O juiz Adilson Fabrício decidiu manter a prisão
preventiva do ex-governador Ricardo Coutinho, que passou por audiência
de custódia na manhã desta sexta-feira (20). Além disso, o juiz
determinou que Ricardo Coutinho seja encaminhado para a ala especial, em
cela coletiva na Penitenciária de Segurança Média de Mangabeira. A
audiência aconteceu na Câmara Criminal do Tribunal de Justiça da Paraíba
e o magistrado negou pedido da defesa para que a prisão preventiva
fosse revogada ou substituída por medidas cautelares.
Ricardo Coutinho teve mandado de prisão preventiva expedido na última terça-feira (17) pelo desembargador Ricardo Vital, no âmbito da sétima fase da Operação Calvário.
Ricardo Coutinho teve mandado de prisão preventiva expedido na última terça-feira (17) pelo desembargador Ricardo Vital, no âmbito da sétima fase da Operação Calvário.

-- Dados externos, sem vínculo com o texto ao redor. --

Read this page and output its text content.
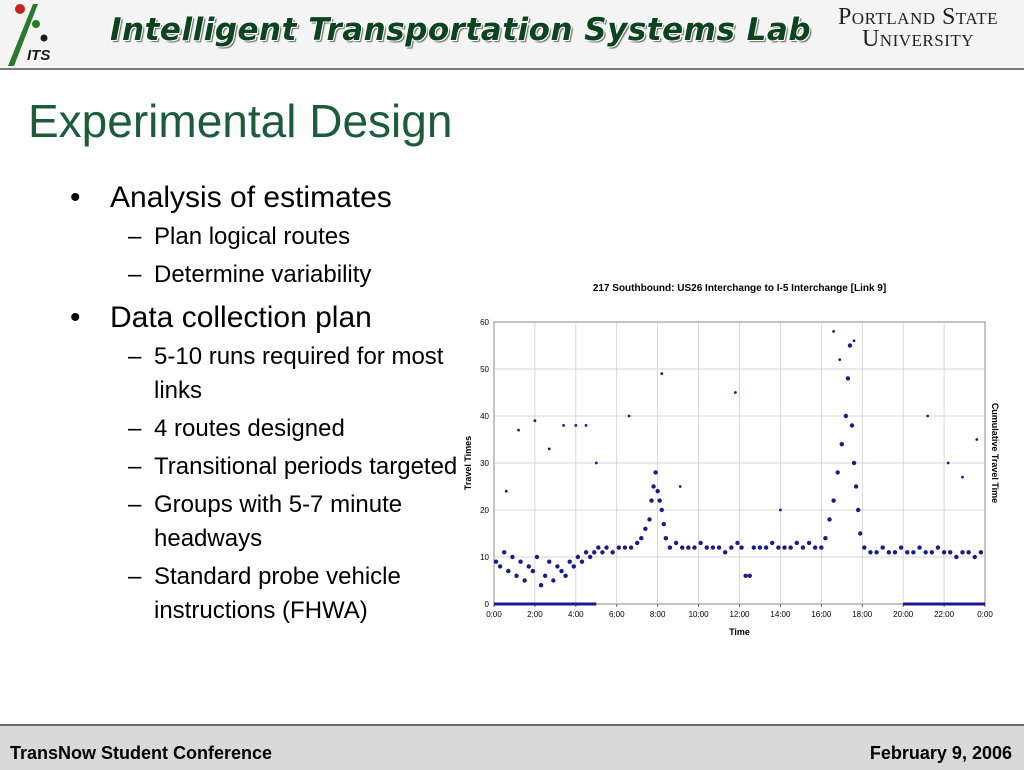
ITS
Intelligent Transportation Systems Lab	Portland State
University
Experimental Design
• Analysis of estimates
– Plan logical routes
– Determine variability
• Data collection plan
– 5-10 runs required for most links
– 4 routes designed
– Transitional periods targeted
– Groups with 5-7 minute headways
– Standard probe vehicle instructions (FHWA)
217 Southbound: US26 Interchange to I-5 Interchange [Link 9]
0
10
20
30
40
50
60
0:00	2:00	4:00	6:00	8:00	10:00	12:00	14:00	16:00	18:00	20:00	22:00	0:00
Time
Travel Times	Cumulative Travel Time
TransNow Student Conference	February 9, 2006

A defesa de Ricardo Coutinho argumentou que o ex-governador não
exerce nenhum cargo público, tem endereço certo e a guarda do filho
menor de idade para pedir a revogação de sua prisão preventiva. Além
disso, a defesa solicitou que Ricardo Coutinho, caso tivesse a prisão
mantida, não fosse encaminhado para a Penitenciária de Segurança Média
no bairro de Mangabeira, em João Pessoa. De acordo com o advogado,
Ricardo “foi prefeito por dois mandatos, foi governador por dois
mandatos, então, como a nossa Constituição exige que o estado seja
encarregado da integridade do preso, não é plenamente compreensível e
admissível que o ex-governador esteja no mesmo local de outras pessoas
que estão em vias ou que foram delatoras”.

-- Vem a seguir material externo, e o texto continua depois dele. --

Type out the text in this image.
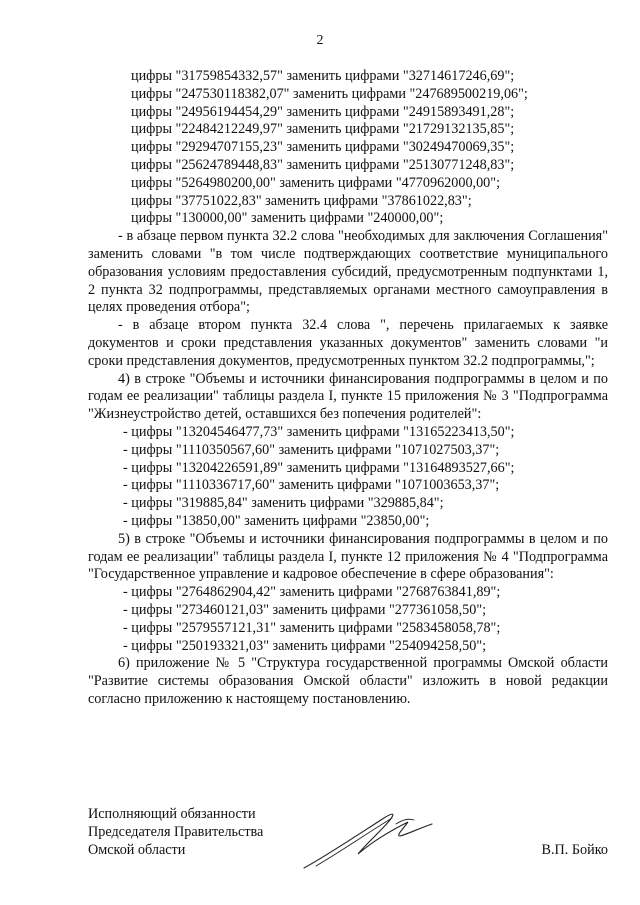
2
цифры "31759854332,57" заменить цифрами "32714617246,69";
цифры "247530118382,07" заменить цифрами "247689500219,06";
цифры "24956194454,29" заменить цифрами "24915893491,28";
цифры "22484212249,97" заменить цифрами "21729132135,85";
цифры "29294707155,23" заменить цифрами "30249470069,35";
цифры "25624789448,83" заменить цифрами "25130771248,83";
цифры "5264980200,00" заменить цифрами "4770962000,00";
цифры "37751022,83" заменить цифрами "37861022,83";
цифры "130000,00" заменить цифрами "240000,00";
- в абзаце первом пункта 32.2 слова "необходимых для заключения Соглашения" заменить словами "в том числе подтверждающих соответствие муниципального образования условиям предоставления субсидий, предусмотренным подпунктами 1, 2 пункта 32 подпрограммы, представляемых органами местного самоуправления в целях проведения отбора";
- в абзаце втором пункта 32.4 слова ", перечень прилагаемых к заявке документов и сроки представления указанных документов" заменить словами "и сроки представления документов, предусмотренных пунктом 32.2 подпрограммы,";
4) в строке "Объемы и источники финансирования подпрограммы в целом и по годам ее реализации" таблицы раздела I, пункте 15 приложения № 3 "Подпрограмма "Жизнеустройство детей, оставшихся без попечения родителей":
- цифры "13204546477,73" заменить цифрами "13165223413,50";
- цифры "1110350567,60" заменить цифрами "1071027503,37";
- цифры "13204226591,89" заменить цифрами "13164893527,66";
- цифры "1110336717,60" заменить цифрами "1071003653,37";
- цифры "319885,84" заменить цифрами "329885,84";
- цифры "13850,00" заменить цифрами "23850,00";
5) в строке "Объемы и источники финансирования подпрограммы в целом и по годам ее реализации" таблицы раздела I, пункте 12 приложения № 4 "Подпрограмма "Государственное управление и кадровое обеспечение в сфере образования":
- цифры "2764862904,42" заменить цифрами "2768763841,89";
- цифры "273460121,03" заменить цифрами "277361058,50";
- цифры "2579557121,31" заменить цифрами "2583458058,78";
- цифры "250193321,03" заменить цифрами "254094258,50";
6) приложение № 5 "Структура государственной программы Омской области "Развитие системы образования Омской области" изложить в новой редакции согласно приложению к настоящему постановлению.
Исполняющий обязанности
Председателя Правительства
Омской области	В.П. Бойко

Adilson Fabrício considerou que “quanto ao primeiro requerimento, de
revogação da prisão ou aplicação de medidas cautelares, verifica-se que
as medidas cautelares tidas como inadequadas ou ineficazes. Ele [o
desembargador Ricardo Vital] frisa, na sentença, que o custodiado deve
permanecer em dependência isolada dos outros presos, fazendo ver que a
questão da incomunicabilidade”.
O advogado de Ricardo Coutinho solicitou que o ex-governador fosse
encaminhado para o 5º Batalhão de Polícia Militar, caso sua prisão
preventiva fosse mantida. O juiz considerou ainda a portaria que impede o
aquartelamento de civis em unidades militares.
Por estes motivos, o juiz Adilson Fabrício determinou que Ricardo
Coutinho ficasse recolhido em uma ala especial da Penitenciária de
Segurança Média Hitler Cantalice, em Mangabeira. “Não vejo que a
presença dos demais iria prejudicar a segurança do custodiado. São
pessoas do convívio dele. Não estou verificando essa ameaça à
integridade dele”, declarou o magistrado.
Apesar do rito da audiência de custódia estar sendo feito pelo juiz
Adilson Fabrício, todo o teor da audiência de custódia será analisado e a
decisão final será dada posteriormente pelo relator da Operação
Calvário no Tribunal de Justiça da Paraíba, desembargador Ricardo Vital.